Mammy shook her head. “No. But I remembered the things she tried to teach me. She tell me to take every chance, and never trust anyone with my heart.”
“Who was that man I saw you with in my vision, Mammy?”
“That be Jean, Maurice’s son and George’s grandfather. He took a shine to me, so I came to him willingly, hoping I might benefit if I please him.”
“Was he kind to you?” Madeline asked, wondering if the man’s playfulness was just a prelude to cruelty.
“He was kind enough, but his wife would have skinned me alive, given half a chance.”
“Sybil?” Madeline said, finally understanding the animosity between the two women.

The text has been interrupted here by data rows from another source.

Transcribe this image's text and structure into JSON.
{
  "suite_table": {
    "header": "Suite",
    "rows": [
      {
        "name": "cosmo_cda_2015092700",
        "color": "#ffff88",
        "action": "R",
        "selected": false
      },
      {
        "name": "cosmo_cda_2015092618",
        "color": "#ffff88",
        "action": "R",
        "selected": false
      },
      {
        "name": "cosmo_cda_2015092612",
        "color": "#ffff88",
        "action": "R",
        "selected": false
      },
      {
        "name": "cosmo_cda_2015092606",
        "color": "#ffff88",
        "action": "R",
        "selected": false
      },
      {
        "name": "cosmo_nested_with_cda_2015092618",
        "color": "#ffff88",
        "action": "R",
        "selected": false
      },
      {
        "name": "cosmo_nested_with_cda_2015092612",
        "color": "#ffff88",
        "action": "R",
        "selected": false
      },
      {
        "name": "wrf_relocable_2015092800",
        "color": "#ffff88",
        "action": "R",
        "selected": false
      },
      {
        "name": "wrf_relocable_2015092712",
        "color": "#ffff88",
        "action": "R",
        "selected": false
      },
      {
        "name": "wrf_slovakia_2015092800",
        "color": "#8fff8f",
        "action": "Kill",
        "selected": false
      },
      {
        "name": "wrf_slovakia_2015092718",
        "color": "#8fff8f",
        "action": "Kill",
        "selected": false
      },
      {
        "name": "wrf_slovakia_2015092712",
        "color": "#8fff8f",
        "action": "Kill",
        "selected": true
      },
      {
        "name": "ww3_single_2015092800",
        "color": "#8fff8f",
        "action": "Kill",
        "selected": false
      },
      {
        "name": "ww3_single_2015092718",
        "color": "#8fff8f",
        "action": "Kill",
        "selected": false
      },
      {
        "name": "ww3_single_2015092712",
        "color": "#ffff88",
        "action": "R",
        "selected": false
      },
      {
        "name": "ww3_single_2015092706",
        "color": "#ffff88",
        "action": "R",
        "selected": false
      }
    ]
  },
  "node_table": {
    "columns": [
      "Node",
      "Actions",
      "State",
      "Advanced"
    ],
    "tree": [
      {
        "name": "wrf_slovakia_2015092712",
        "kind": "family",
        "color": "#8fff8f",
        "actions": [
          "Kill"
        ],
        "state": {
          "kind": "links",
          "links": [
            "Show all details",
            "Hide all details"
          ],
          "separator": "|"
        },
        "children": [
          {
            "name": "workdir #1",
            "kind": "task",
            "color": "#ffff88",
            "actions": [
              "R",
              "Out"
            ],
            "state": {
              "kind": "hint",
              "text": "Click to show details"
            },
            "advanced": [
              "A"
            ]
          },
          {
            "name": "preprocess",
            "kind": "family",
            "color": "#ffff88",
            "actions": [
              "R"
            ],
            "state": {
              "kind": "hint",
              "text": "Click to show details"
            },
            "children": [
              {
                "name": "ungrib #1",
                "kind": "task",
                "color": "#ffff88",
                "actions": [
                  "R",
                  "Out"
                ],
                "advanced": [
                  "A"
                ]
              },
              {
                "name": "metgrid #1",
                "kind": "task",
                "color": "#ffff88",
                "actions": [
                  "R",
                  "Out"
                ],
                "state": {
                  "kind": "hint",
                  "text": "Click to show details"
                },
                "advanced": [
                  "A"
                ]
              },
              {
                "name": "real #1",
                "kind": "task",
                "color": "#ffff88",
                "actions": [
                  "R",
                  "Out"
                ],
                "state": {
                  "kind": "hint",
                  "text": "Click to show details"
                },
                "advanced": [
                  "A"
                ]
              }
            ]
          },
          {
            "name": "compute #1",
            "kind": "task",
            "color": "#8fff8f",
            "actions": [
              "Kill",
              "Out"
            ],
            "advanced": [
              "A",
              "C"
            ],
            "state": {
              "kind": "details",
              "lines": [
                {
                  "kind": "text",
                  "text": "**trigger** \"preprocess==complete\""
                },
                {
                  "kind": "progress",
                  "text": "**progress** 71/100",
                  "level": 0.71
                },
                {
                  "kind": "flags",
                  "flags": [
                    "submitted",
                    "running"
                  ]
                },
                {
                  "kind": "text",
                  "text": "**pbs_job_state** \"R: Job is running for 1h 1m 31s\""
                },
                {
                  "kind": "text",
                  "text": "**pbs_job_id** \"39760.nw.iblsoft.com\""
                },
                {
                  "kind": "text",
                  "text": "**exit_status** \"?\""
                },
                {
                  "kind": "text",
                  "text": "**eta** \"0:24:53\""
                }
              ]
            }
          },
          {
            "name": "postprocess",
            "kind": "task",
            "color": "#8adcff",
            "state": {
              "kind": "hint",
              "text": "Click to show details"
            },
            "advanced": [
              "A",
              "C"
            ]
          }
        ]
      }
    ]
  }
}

“Jean brought me here many times. He liked his pleasure uninterrupted.”
“Did Sybil know?”
“Not at first,” Mammy replied. “She was mad in love with him, that girl. He was handsome and charming and liked to give pleasure as much as he liked to receive it. Sybil was too innocent to think he might be laying with other women, especially slaves, who, in her mind, were lower than cockroaches. But there came a time when things couldn’t be kept hidden any longer.”
“How did she find out?” Madeline asked, although she thought she already knew.
Mammy smiled ruefully at Madeline, her gaze glazed with memories of that time. “Jean got me with child, and when my baby came out nearly as white as Sybil’s own children, she knew. My baby had three white grandparents,” Mammy said by way of explanation. “She was beautiful. She had green eyes like my father. My mama always spoke of his eyes. Clear green, with dark blond lashes. The Dutchman was a handsome man, if a heartless one.”